Every night for 35 years, physical therapist Rudy Marin followed the same routine: finish treating patients, go home, have dinner. And then, he would open his laptop to type clinical notes late into the evening. 

“I would have dinner with my wife, then start typing my evaluation and treatment notes until about 10:30 or 11 every night,” said Marin, CEO of El Paso Physical Therapy Services. “Since we started using AI clinical documentation, I hardly take any work home.” 

Marin is one of more than 1,300 Confluent Health providers who will be using AI-powered clinical documentation by mid-November, part of the company’s ongoing rollout of Comprehend, an AI platform designed to capture and structure documentation in real time during patient visits. 

The technology is being adopted across physical therapy, occupational therapy and PTA roles and is expected to reach all 3,100 Confluent Health providers in the coming months. The shift is already redefining how providers balance care delivery and daily workload, and for many, how they experience their jobs. 

A Fix for One of Healthcare’s Most Persistent Pain Points 

Documentation has long been one of the biggest contributors to burnout in post-acute and outpatient rehab settings, where productivity requirements often push note-writing into personal time. 

“We adopted AI documentation because we believe technology should serve clinicians, not the other way around,” said Stephen Clark, Chief Clinical Officer at Confluent Health. “This is about improving the day-to-day experience of being a clinician. We’re reducing administrative burden, preventing burnout, and ultimately giving patients our full attention. When clinicians thrive, patients benefit.” 

A Tool That Works for “Old PTs” and New Graduates Alike 

While AI adoption in healthcare is often framed as a generational divide, Marin said the platform was surprisingly easy to learn, even after decades of doing things manually. 

“I have been a PT for 35 years and I always had paperwork to take home prior to AI documentation,” he said. “It has definitely improved my work-life balance since I can finish my documentation prior to leaving the clinic.” 

He also pointed to a benefit especially relevant in his market: AI-powered translation. 
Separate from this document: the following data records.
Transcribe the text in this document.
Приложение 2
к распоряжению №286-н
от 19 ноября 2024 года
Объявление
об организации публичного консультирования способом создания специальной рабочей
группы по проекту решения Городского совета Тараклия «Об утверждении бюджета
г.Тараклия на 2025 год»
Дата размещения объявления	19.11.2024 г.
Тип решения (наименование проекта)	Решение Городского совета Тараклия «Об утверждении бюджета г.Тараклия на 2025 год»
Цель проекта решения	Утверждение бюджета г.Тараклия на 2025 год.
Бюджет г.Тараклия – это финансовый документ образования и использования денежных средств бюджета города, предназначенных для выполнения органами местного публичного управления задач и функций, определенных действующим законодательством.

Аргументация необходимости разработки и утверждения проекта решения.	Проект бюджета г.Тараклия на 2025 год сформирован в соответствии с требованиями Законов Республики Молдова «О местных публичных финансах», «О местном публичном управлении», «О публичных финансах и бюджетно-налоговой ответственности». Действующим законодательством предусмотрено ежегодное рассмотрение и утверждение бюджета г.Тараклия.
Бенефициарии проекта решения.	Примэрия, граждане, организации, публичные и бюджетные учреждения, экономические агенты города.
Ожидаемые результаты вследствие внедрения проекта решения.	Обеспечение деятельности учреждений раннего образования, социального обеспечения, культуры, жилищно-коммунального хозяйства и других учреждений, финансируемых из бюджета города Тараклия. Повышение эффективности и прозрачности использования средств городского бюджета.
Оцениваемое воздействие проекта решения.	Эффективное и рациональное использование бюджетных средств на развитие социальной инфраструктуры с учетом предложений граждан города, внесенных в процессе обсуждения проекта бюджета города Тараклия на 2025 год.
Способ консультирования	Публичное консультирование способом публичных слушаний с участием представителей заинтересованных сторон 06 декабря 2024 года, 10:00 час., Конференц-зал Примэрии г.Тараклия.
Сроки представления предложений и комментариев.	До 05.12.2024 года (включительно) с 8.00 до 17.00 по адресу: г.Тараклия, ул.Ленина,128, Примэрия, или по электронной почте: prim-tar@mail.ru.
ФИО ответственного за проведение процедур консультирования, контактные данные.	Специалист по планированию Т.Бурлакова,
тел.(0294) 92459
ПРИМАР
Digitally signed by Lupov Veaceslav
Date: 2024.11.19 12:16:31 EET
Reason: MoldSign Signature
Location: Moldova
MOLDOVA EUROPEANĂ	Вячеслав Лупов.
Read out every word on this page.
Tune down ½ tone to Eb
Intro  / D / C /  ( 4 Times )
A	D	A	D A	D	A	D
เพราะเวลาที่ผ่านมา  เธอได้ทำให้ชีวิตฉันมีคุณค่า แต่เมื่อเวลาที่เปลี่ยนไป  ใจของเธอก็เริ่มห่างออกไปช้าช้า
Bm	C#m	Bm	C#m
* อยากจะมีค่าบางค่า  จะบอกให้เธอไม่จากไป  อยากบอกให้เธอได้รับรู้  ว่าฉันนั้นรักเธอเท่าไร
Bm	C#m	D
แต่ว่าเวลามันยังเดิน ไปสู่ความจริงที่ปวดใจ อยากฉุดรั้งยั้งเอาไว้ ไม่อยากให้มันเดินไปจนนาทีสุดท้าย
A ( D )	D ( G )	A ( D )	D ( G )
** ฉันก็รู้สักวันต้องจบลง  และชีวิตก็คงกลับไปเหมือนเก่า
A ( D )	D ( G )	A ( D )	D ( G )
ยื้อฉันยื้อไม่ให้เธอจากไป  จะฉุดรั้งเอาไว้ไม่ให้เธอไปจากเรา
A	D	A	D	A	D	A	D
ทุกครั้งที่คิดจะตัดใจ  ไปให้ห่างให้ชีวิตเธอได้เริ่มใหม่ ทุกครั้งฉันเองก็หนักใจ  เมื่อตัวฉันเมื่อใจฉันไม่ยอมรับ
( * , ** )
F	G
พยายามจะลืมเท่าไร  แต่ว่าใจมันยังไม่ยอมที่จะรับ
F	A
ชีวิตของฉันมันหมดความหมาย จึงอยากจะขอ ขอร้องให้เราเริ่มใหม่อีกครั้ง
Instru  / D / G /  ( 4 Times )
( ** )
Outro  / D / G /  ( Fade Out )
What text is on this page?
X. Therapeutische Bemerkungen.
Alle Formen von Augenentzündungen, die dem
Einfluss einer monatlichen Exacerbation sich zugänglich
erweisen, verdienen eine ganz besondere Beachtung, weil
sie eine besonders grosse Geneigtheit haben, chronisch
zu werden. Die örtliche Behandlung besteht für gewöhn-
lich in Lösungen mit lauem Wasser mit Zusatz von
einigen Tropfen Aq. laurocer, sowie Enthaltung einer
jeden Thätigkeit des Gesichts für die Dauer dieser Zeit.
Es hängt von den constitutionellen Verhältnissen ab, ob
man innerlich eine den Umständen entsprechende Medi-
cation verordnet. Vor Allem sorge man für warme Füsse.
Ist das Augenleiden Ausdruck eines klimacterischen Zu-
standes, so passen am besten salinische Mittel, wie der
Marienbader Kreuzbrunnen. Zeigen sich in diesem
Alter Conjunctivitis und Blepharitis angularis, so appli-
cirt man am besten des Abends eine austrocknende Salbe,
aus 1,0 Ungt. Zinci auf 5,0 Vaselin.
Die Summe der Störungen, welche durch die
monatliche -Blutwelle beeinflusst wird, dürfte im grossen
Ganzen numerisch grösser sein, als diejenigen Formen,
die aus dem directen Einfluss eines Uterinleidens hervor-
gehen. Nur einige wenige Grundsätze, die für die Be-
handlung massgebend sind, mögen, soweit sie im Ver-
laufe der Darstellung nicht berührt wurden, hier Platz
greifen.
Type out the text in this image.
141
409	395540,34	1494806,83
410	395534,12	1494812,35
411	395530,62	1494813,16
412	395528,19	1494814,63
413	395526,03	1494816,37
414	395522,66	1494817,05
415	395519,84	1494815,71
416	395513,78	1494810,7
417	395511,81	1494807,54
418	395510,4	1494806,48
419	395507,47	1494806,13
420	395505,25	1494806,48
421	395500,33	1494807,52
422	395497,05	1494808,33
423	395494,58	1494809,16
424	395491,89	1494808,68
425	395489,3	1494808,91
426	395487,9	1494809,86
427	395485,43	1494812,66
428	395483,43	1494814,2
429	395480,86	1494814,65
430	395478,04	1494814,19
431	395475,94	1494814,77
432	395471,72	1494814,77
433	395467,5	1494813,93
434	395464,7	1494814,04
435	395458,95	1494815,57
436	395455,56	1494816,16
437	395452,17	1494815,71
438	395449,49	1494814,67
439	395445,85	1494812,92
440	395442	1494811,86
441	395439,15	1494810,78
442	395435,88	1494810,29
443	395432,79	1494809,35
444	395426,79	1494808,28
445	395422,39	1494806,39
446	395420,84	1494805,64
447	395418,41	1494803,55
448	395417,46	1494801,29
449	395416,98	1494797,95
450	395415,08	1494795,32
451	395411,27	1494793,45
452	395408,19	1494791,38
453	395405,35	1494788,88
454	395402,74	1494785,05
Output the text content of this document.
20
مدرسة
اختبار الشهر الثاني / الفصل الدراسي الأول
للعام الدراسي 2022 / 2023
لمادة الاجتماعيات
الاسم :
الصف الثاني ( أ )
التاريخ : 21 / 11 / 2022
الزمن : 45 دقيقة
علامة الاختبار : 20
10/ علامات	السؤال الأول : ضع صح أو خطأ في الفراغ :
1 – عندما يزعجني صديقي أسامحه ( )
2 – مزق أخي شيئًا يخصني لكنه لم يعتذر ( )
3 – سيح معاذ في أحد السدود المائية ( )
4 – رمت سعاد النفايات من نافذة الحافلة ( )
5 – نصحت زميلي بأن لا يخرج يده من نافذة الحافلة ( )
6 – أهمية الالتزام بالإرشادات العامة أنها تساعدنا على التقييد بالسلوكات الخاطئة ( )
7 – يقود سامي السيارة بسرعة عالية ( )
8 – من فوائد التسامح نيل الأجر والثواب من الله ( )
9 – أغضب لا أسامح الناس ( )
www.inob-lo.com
“Comprehend automatically translates Spanish to English, and it does so accurately,” Marin said. “I haven’t seen a single incorrect translation.” 

At SporTherapy in Texas, the experience has been just as positive, but for different reasons. Senior Regional Director Brandon O’Malley said their newest clinicians, many fresh out of school, adopted the tool almost instantly. 

“Our new grads and even current staff have adapted to utilizing AI quickly,” O’Malley said. “It is not complicated, and many people are already using AI in other aspects of their lives.” 

But the biggest surprise hasn’t been efficiency. It’s the patient response. 

“We are consistently getting feedback from patients praising how much we listen to them compared to all their other providers who are on their computer the whole time,” he said. “We feel AI has created an environment to build better rapport and relationships with patients.” 

The benefit extends beyond clinic walls. 

“It has also freed up our clinicians’ time to enjoy their time outside of work and not be burdened by documentation time,” O’Malley said. 

From Technology Add-On to Clinical Culture Shift 

Clark emphasized that the goal of integrating AI isn’t to replace clinicians, but to enhance what makes therapy personal and effective in the first place.  

“It’s bringing back clinical presence,” Clark said. “When you remove the distraction of a screen, you reconnect with the human side of care. That’s what patients remember, and that’s what drives better outcomes.” 

The Next Phase: Scale, Standardization and Redefined Job Satisfaction 

With 1,320 providers live on the platform, Confluent Health expects to scale AI documentation across its full footprint over the next several months, making it standard across new grad onboarding, mentoring and clinical workflows. 

“The scale of this rollout isn’t just about efficiency, it’s about sustainability,” Clark said. “By giving clinicians back time and mental bandwidth, we’re addressing two of the biggest issues in healthcare today: burnout and retention. This is how we build a workforce that can thrive for the long term.” 

What Comes Next 

As adoption expands, leaders across the network say the shift is less about technology and more about restoring something the profession has slowly lost: time. 

For Marin, the impact is personal and immediate. 

“I have more time with my wife and family,” he said. “And I have more time to spend on what we do best: patient care.”